Ölüm döşeğindeyken İngiliz bir gencin kalbiyle hayata tutunan İzmirli Tayfun Erdem, gazetede okuduğu haber sayesinde kalbinin Craig Oliver Beston’a ait olduğunu öğrendi. Tam 10 yıl Oliver’ın ailesine ulaşmaya çalışan Erdem, sonunda Londra’ya giderek deyim yerindeyse ikinci anne babasına Oliver’ın kalbiyle sarıldı.

'Kalp'ten buluşma
banner98
 2006 yılında 17 yaşındayken kalp yetmezliği tanısı ile tedavi altına alınan ve kalp nakli için bekleyen Tayfun Erdem (27), İngiltere’den tatil için geldiği Bodrum’da hayatını kaybeden 17 yaşındaki Craig Oliver Beston’un kalbiyle son anda yaşama tutundu. 17 Ekim 2006 tarihinde yapılan kalp naklinin ardından bir gazetede “Karşıyakalı gence şifa kilometrelerce öteden geldi” başlıklı haberi okuyan Erdem, o tarihten bu yana Oliver’ın ailesini bulmak için Cumhurbaşkanı ve Başbakana mektuplar yolladı, sosyal medyada platformlar oluşturdu, bloglarda yazılar yazdı. İngiltere Konsolosluğu ve kiliseye dahi giden Erdem, hiçbir sonuç alamayınca İngiltere’de yaşan tanıdıklarından Oliver’ın ailesini bulmalarını istedi. Yakınları sayesinde Oliver’ın ölüm ilanlarına ulaşan Erdem, 3 yıl önce Oliver’ın babası Bob Beston’a Facebook’tan ulaştı. Daha önce ensesine “Oliver 17.10.2006” yazılı bir dövme yaptıran Erdem, aileye ulaştığı zaman ise bir kalbin içinde Oliver’ın resminin bulunduğu dövmeyi omzuna yaptırdı. 3 yıl boyunca Oliver’ın ailesiyle internet üzerinden konuşan genç, en sonunda geçen hafta arkadaşı Deniz Yalçıner’le Londra’ya gitti. Oliver’ın kalbi ile deyim yerindeyse ikinci anne-babasına sarılan Erdem, İngiliz gencin evini ve mezarını da ziyaret etti.
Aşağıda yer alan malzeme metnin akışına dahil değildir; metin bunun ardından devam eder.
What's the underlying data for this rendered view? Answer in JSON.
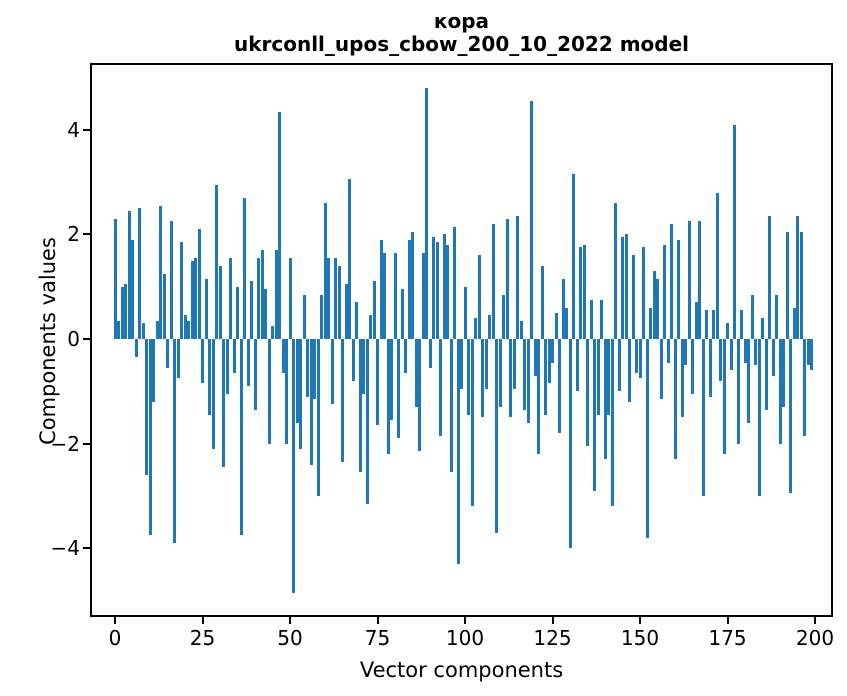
{
  "figure": {
    "title_line1": "кора",
    "title_line2": "ukrconll_upos_cbow_200_10_2022 model",
    "xlabel": "Vector components",
    "ylabel": "Components values"
  },
  "chart_data": {
    "type": "bar",
    "title": "кора",
    "subtitle": "ukrconll_upos_cbow_200_10_2022 model",
    "xlabel": "Vector components",
    "ylabel": "Components values",
    "bar_color": "#1f77b4",
    "grid": false,
    "legend": null,
    "n_components": 200,
    "xlim": [
      -7,
      205
    ],
    "ylim": [
      -5.3,
      5.3
    ],
    "x_ticks": [
      0,
      25,
      50,
      75,
      100,
      125,
      150,
      175,
      200
    ],
    "x_tick_labels": [
      "0",
      "25",
      "50",
      "75",
      "100",
      "125",
      "150",
      "175",
      "200"
    ],
    "y_ticks": [
      -4,
      -2,
      0,
      2,
      4
    ],
    "y_tick_labels": [
      "−4",
      "−2",
      "0",
      "2",
      "4"
    ],
    "values": [
      2.3,
      0.35,
      1.0,
      1.05,
      2.45,
      1.9,
      -0.35,
      2.5,
      0.3,
      -2.6,
      -3.75,
      -1.2,
      0.35,
      2.55,
      1.25,
      -0.55,
      2.25,
      -3.9,
      -0.75,
      1.85,
      0.45,
      0.35,
      1.5,
      1.55,
      2.1,
      -0.85,
      1.15,
      -1.45,
      -2.1,
      2.95,
      1.4,
      -2.45,
      -1.05,
      1.55,
      -0.65,
      1.0,
      -3.75,
      2.7,
      -0.9,
      1.1,
      -1.35,
      1.55,
      1.7,
      0.95,
      -2.0,
      0.25,
      1.7,
      4.35,
      -0.65,
      -2.0,
      1.55,
      -4.85,
      -1.6,
      -2.1,
      0.85,
      -1.1,
      -2.4,
      -1.15,
      -3.0,
      0.85,
      2.6,
      1.55,
      -1.25,
      1.55,
      1.4,
      -2.35,
      1.05,
      3.05,
      -0.8,
      0.7,
      -2.55,
      -1.05,
      -3.15,
      0.45,
      1.1,
      -1.65,
      1.9,
      1.65,
      -2.2,
      -1.55,
      1.65,
      -1.9,
      0.95,
      -0.65,
      1.9,
      2.05,
      -1.3,
      -2.15,
      1.65,
      4.8,
      -0.55,
      1.95,
      1.85,
      -1.85,
      2.0,
      1.8,
      -2.55,
      2.15,
      -4.3,
      -0.95,
      1.0,
      -1.45,
      -3.2,
      0.4,
      1.6,
      -1.5,
      -0.95,
      0.45,
      2.2,
      -3.7,
      -1.3,
      0.85,
      2.3,
      -1.5,
      -0.95,
      2.35,
      0.35,
      -1.35,
      -1.6,
      4.55,
      -0.7,
      -2.2,
      1.4,
      -1.45,
      -0.85,
      -0.45,
      0.5,
      -1.8,
      1.15,
      0.6,
      -4.0,
      3.15,
      -1.0,
      1.75,
      1.8,
      -2.05,
      0.75,
      -2.9,
      -1.45,
      0.75,
      -2.3,
      -1.45,
      -3.2,
      2.6,
      -1.0,
      1.95,
      2.0,
      -1.2,
      1.6,
      -0.65,
      -0.75,
      1.75,
      -3.8,
      0.6,
      1.3,
      1.15,
      -1.15,
      1.8,
      -0.45,
      2.2,
      -2.3,
      1.9,
      -1.5,
      -0.5,
      2.25,
      -1.05,
      0.7,
      2.25,
      -3.0,
      0.55,
      -1.1,
      0.55,
      2.8,
      -0.8,
      -2.2,
      0.3,
      -0.6,
      4.1,
      -2.0,
      0.55,
      -0.45,
      -1.6,
      0.85,
      -0.5,
      -3.0,
      0.4,
      -1.35,
      2.35,
      -0.7,
      0.85,
      -2.0,
      -1.3,
      2.05,
      -2.95,
      0.6,
      2.35,
      2.05,
      -1.85,
      -0.5,
      -0.6
    ]
  }
}
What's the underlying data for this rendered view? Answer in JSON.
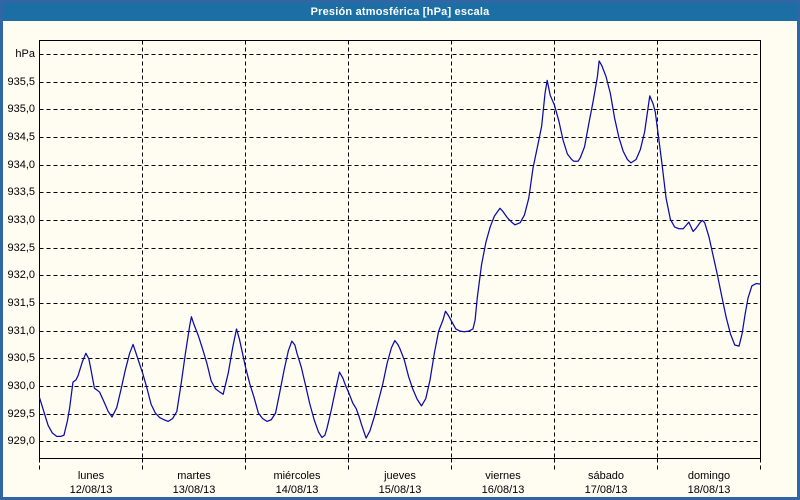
{
  "window": {
    "title": "Presión atmosférica [hPa] escala"
  },
  "chart": {
    "colors": {
      "background": "#fffdf2",
      "titlebar": "#1b6fa5",
      "titlebar_text": "#ffffff",
      "border": "#2f66a3",
      "plot_border": "#000000",
      "grid": "#000000",
      "line": "#0b0baa",
      "text": "#000000"
    }
  },
  "chart_data": {
    "type": "line",
    "title": "Presión atmosférica [hPa] escala",
    "xlabel": "",
    "ylabel": "hPa",
    "grid": "dashed",
    "legend": "none",
    "ylim": [
      928.7,
      936.25
    ],
    "ytick_step": 0.5,
    "ytick_values": [
      935.5,
      935.0,
      934.5,
      934.0,
      933.5,
      933.0,
      932.5,
      932.0,
      931.5,
      931.0,
      930.5,
      930.0,
      929.5,
      929.0
    ],
    "ytick_labels": [
      "935,5",
      "935,0",
      "934,5",
      "934,0",
      "933,5",
      "933,0",
      "932,5",
      "932,0",
      "931,5",
      "931,0",
      "930,5",
      "930,0",
      "929,5",
      "929,0"
    ],
    "ygrid_top_unlabeled": 936.0,
    "x_hours_total": 168,
    "x_days": [
      {
        "name": "lunes",
        "date": "12/08/13"
      },
      {
        "name": "martes",
        "date": "13/08/13"
      },
      {
        "name": "miércoles",
        "date": "14/08/13"
      },
      {
        "name": "jueves",
        "date": "15/08/13"
      },
      {
        "name": "viernes",
        "date": "16/08/13"
      },
      {
        "name": "sábado",
        "date": "17/08/13"
      },
      {
        "name": "domingo",
        "date": "18/08/13"
      }
    ],
    "series": [
      {
        "name": "Presión atmosférica",
        "unit": "hPa",
        "color": "#0b0baa",
        "points": [
          [
            0,
            929.8
          ],
          [
            1,
            929.55
          ],
          [
            2,
            929.3
          ],
          [
            3,
            929.16
          ],
          [
            4,
            929.1
          ],
          [
            5,
            929.1
          ],
          [
            5.7,
            929.12
          ],
          [
            6.5,
            929.38
          ],
          [
            7,
            929.6
          ],
          [
            7.8,
            930.08
          ],
          [
            8.5,
            930.12
          ],
          [
            9,
            930.2
          ],
          [
            10,
            930.45
          ],
          [
            10.8,
            930.6
          ],
          [
            11.5,
            930.5
          ],
          [
            12,
            930.3
          ],
          [
            12.8,
            929.97
          ],
          [
            13.5,
            929.93
          ],
          [
            14,
            929.9
          ],
          [
            15,
            929.73
          ],
          [
            16,
            929.55
          ],
          [
            16.9,
            929.45
          ],
          [
            18,
            929.62
          ],
          [
            19,
            929.95
          ],
          [
            20,
            930.3
          ],
          [
            21,
            930.6
          ],
          [
            21.8,
            930.76
          ],
          [
            22.5,
            930.6
          ],
          [
            23,
            930.48
          ],
          [
            24,
            930.25
          ],
          [
            25,
            929.98
          ],
          [
            26,
            929.68
          ],
          [
            27,
            929.52
          ],
          [
            28,
            929.44
          ],
          [
            29,
            929.4
          ],
          [
            30,
            929.37
          ],
          [
            31,
            929.42
          ],
          [
            32,
            929.55
          ],
          [
            33,
            930.05
          ],
          [
            34,
            930.6
          ],
          [
            35,
            931.1
          ],
          [
            35.4,
            931.26
          ],
          [
            36,
            931.12
          ],
          [
            37,
            930.92
          ],
          [
            38,
            930.68
          ],
          [
            39,
            930.42
          ],
          [
            40,
            930.1
          ],
          [
            41,
            929.96
          ],
          [
            42,
            929.9
          ],
          [
            42.8,
            929.86
          ],
          [
            44,
            930.25
          ],
          [
            45,
            930.7
          ],
          [
            45.9,
            931.04
          ],
          [
            46.6,
            930.85
          ],
          [
            47.3,
            930.6
          ],
          [
            48,
            930.35
          ],
          [
            49,
            930.05
          ],
          [
            50,
            929.8
          ],
          [
            51,
            929.52
          ],
          [
            52,
            929.42
          ],
          [
            53,
            929.37
          ],
          [
            54,
            929.4
          ],
          [
            55,
            929.52
          ],
          [
            56,
            929.9
          ],
          [
            57,
            930.3
          ],
          [
            58,
            930.65
          ],
          [
            58.8,
            930.82
          ],
          [
            59.5,
            930.75
          ],
          [
            60,
            930.6
          ],
          [
            61,
            930.35
          ],
          [
            62,
            930.02
          ],
          [
            63,
            929.68
          ],
          [
            64,
            929.4
          ],
          [
            65,
            929.18
          ],
          [
            65.8,
            929.08
          ],
          [
            66.5,
            929.12
          ],
          [
            67,
            929.25
          ],
          [
            68,
            929.58
          ],
          [
            69,
            929.95
          ],
          [
            69.9,
            930.26
          ],
          [
            70.7,
            930.15
          ],
          [
            71.3,
            930.02
          ],
          [
            72,
            929.9
          ],
          [
            73,
            929.7
          ],
          [
            73.8,
            929.6
          ],
          [
            74.5,
            929.45
          ],
          [
            75,
            929.32
          ],
          [
            76.1,
            929.07
          ],
          [
            77,
            929.2
          ],
          [
            78,
            929.45
          ],
          [
            79,
            929.75
          ],
          [
            80,
            930.05
          ],
          [
            81,
            930.42
          ],
          [
            82,
            930.7
          ],
          [
            82.8,
            930.83
          ],
          [
            83.5,
            930.76
          ],
          [
            84,
            930.68
          ],
          [
            85,
            930.48
          ],
          [
            86,
            930.18
          ],
          [
            87,
            929.95
          ],
          [
            88,
            929.77
          ],
          [
            89,
            929.65
          ],
          [
            90,
            929.78
          ],
          [
            91,
            930.12
          ],
          [
            92,
            930.6
          ],
          [
            93,
            931.0
          ],
          [
            94,
            931.2
          ],
          [
            94.6,
            931.36
          ],
          [
            95.3,
            931.28
          ],
          [
            96,
            931.18
          ],
          [
            97,
            931.04
          ],
          [
            98,
            931.0
          ],
          [
            99,
            930.99
          ],
          [
            100,
            931.0
          ],
          [
            101,
            931.04
          ],
          [
            101.5,
            931.2
          ],
          [
            102,
            931.6
          ],
          [
            103,
            932.2
          ],
          [
            104,
            932.6
          ],
          [
            105,
            932.88
          ],
          [
            106,
            933.08
          ],
          [
            107.3,
            933.22
          ],
          [
            108,
            933.16
          ],
          [
            109,
            933.05
          ],
          [
            110,
            932.97
          ],
          [
            110.8,
            932.92
          ],
          [
            112,
            932.96
          ],
          [
            113,
            933.1
          ],
          [
            114,
            933.4
          ],
          [
            115,
            933.95
          ],
          [
            116,
            934.32
          ],
          [
            117,
            934.7
          ],
          [
            117.8,
            935.3
          ],
          [
            118.3,
            935.53
          ],
          [
            119,
            935.26
          ],
          [
            120,
            935.08
          ],
          [
            121,
            934.8
          ],
          [
            122,
            934.45
          ],
          [
            123,
            934.2
          ],
          [
            124,
            934.1
          ],
          [
            124.5,
            934.07
          ],
          [
            125.5,
            934.07
          ],
          [
            126,
            934.13
          ],
          [
            127,
            934.33
          ],
          [
            128,
            934.75
          ],
          [
            129,
            935.15
          ],
          [
            130,
            935.6
          ],
          [
            130.4,
            935.88
          ],
          [
            131,
            935.8
          ],
          [
            132,
            935.6
          ],
          [
            133,
            935.3
          ],
          [
            134,
            934.85
          ],
          [
            135,
            934.5
          ],
          [
            136,
            934.25
          ],
          [
            137,
            934.1
          ],
          [
            137.8,
            934.04
          ],
          [
            139,
            934.1
          ],
          [
            140,
            934.28
          ],
          [
            141,
            934.6
          ],
          [
            142.2,
            935.25
          ],
          [
            143,
            935.1
          ],
          [
            143.5,
            934.95
          ],
          [
            144,
            934.65
          ],
          [
            145,
            934.05
          ],
          [
            146,
            933.4
          ],
          [
            147,
            933.02
          ],
          [
            148,
            932.88
          ],
          [
            149,
            932.85
          ],
          [
            150,
            932.85
          ],
          [
            151.3,
            932.97
          ],
          [
            152.3,
            932.8
          ],
          [
            153,
            932.86
          ],
          [
            154,
            932.97
          ],
          [
            154.5,
            933.0
          ],
          [
            155,
            932.96
          ],
          [
            156,
            932.7
          ],
          [
            157,
            932.35
          ],
          [
            158,
            932.0
          ],
          [
            159,
            931.62
          ],
          [
            160,
            931.25
          ],
          [
            161,
            930.95
          ],
          [
            162,
            930.75
          ],
          [
            163,
            930.73
          ],
          [
            163.7,
            930.95
          ],
          [
            164.4,
            931.3
          ],
          [
            165.1,
            931.6
          ],
          [
            166,
            931.82
          ],
          [
            167,
            931.86
          ],
          [
            168,
            931.85
          ]
        ]
      }
    ]
  }
}
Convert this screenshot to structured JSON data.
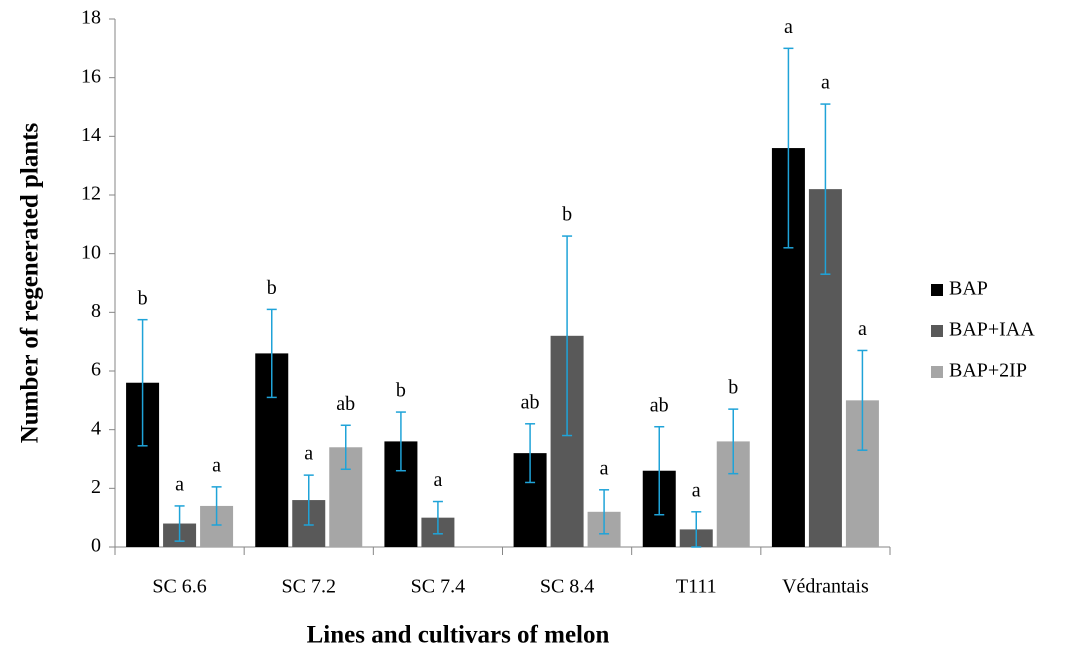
{
  "chart_data": {
    "type": "bar",
    "y_label": "Number of regenerated plants",
    "x_label": "Lines and cultivars of melon",
    "categories": [
      "SC 6.6",
      "SC 7.2",
      "SC 7.4",
      "SC 8.4",
      "T111",
      "Védrantais"
    ],
    "series": [
      {
        "name": "BAP",
        "color": "#000000",
        "values": [
          5.6,
          6.6,
          3.6,
          3.2,
          2.6,
          13.6
        ],
        "errors": [
          2.15,
          1.5,
          1.0,
          1.0,
          1.5,
          3.4
        ],
        "labels": [
          "b",
          "b",
          "b",
          "ab",
          "ab",
          "a"
        ],
        "label_colors": [
          "#7030a0",
          "#7030a0",
          "#7030a0",
          "#1f3864",
          "#1f3864",
          "#c00000"
        ]
      },
      {
        "name": "BAP+IAA",
        "color": "#595959",
        "values": [
          0.8,
          1.6,
          1.0,
          7.2,
          0.6,
          12.2
        ],
        "errors": [
          0.6,
          0.85,
          0.55,
          3.4,
          0.6,
          2.9
        ],
        "labels": [
          "a",
          "a",
          "a",
          "b",
          "a",
          "a"
        ],
        "label_colors": [
          "#c00000",
          "#c00000",
          "#c00000",
          "#7030a0",
          "#c00000",
          "#c00000"
        ]
      },
      {
        "name": "BAP+2IP",
        "color": "#a6a6a6",
        "values": [
          1.4,
          3.4,
          0,
          1.2,
          3.6,
          5.0
        ],
        "errors": [
          0.65,
          0.75,
          0,
          0.75,
          1.1,
          1.7
        ],
        "labels": [
          "a",
          "ab",
          null,
          "a",
          "b",
          "a"
        ],
        "label_colors": [
          "#c00000",
          "#44546a",
          null,
          "#c00000",
          "#7030a0",
          "#c00000"
        ]
      }
    ],
    "error_color": "#1fa3d8",
    "ylim": [
      0,
      18
    ],
    "yticks": [
      0,
      2,
      4,
      6,
      8,
      10,
      12,
      14,
      16,
      18
    ]
  }
}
Aile ile tanışıp mezarı ziyaret etti
Kalp nakli olduktan sonra 7 yıl Oliver’ın ailesini aradığını ve 3 yıldır Beston ailesi ile internet üzerinden görüştüklerini belirten Erdem, “Aileyi ilk bulduğumda görüşmek istedim. Oliver’ın mezarına gidip dua etmek istedim. Aile ilk önce buna hazır değildi. 3 yıl boyunca konuştuk ve sonra davet mektubu istedik. Geçen hafta İngilizce konusunda da bana yardımcı olan arkadaşım Deniz Yalçıner ile Londra’ya gittik. Uçak biletlerimizi bile Emine Ayla Güven isimli bir arkadaşımız aldı. Londra’da Oliver’ın ailesiyle tanıştım, mezarını ziyaret ettim” dedi.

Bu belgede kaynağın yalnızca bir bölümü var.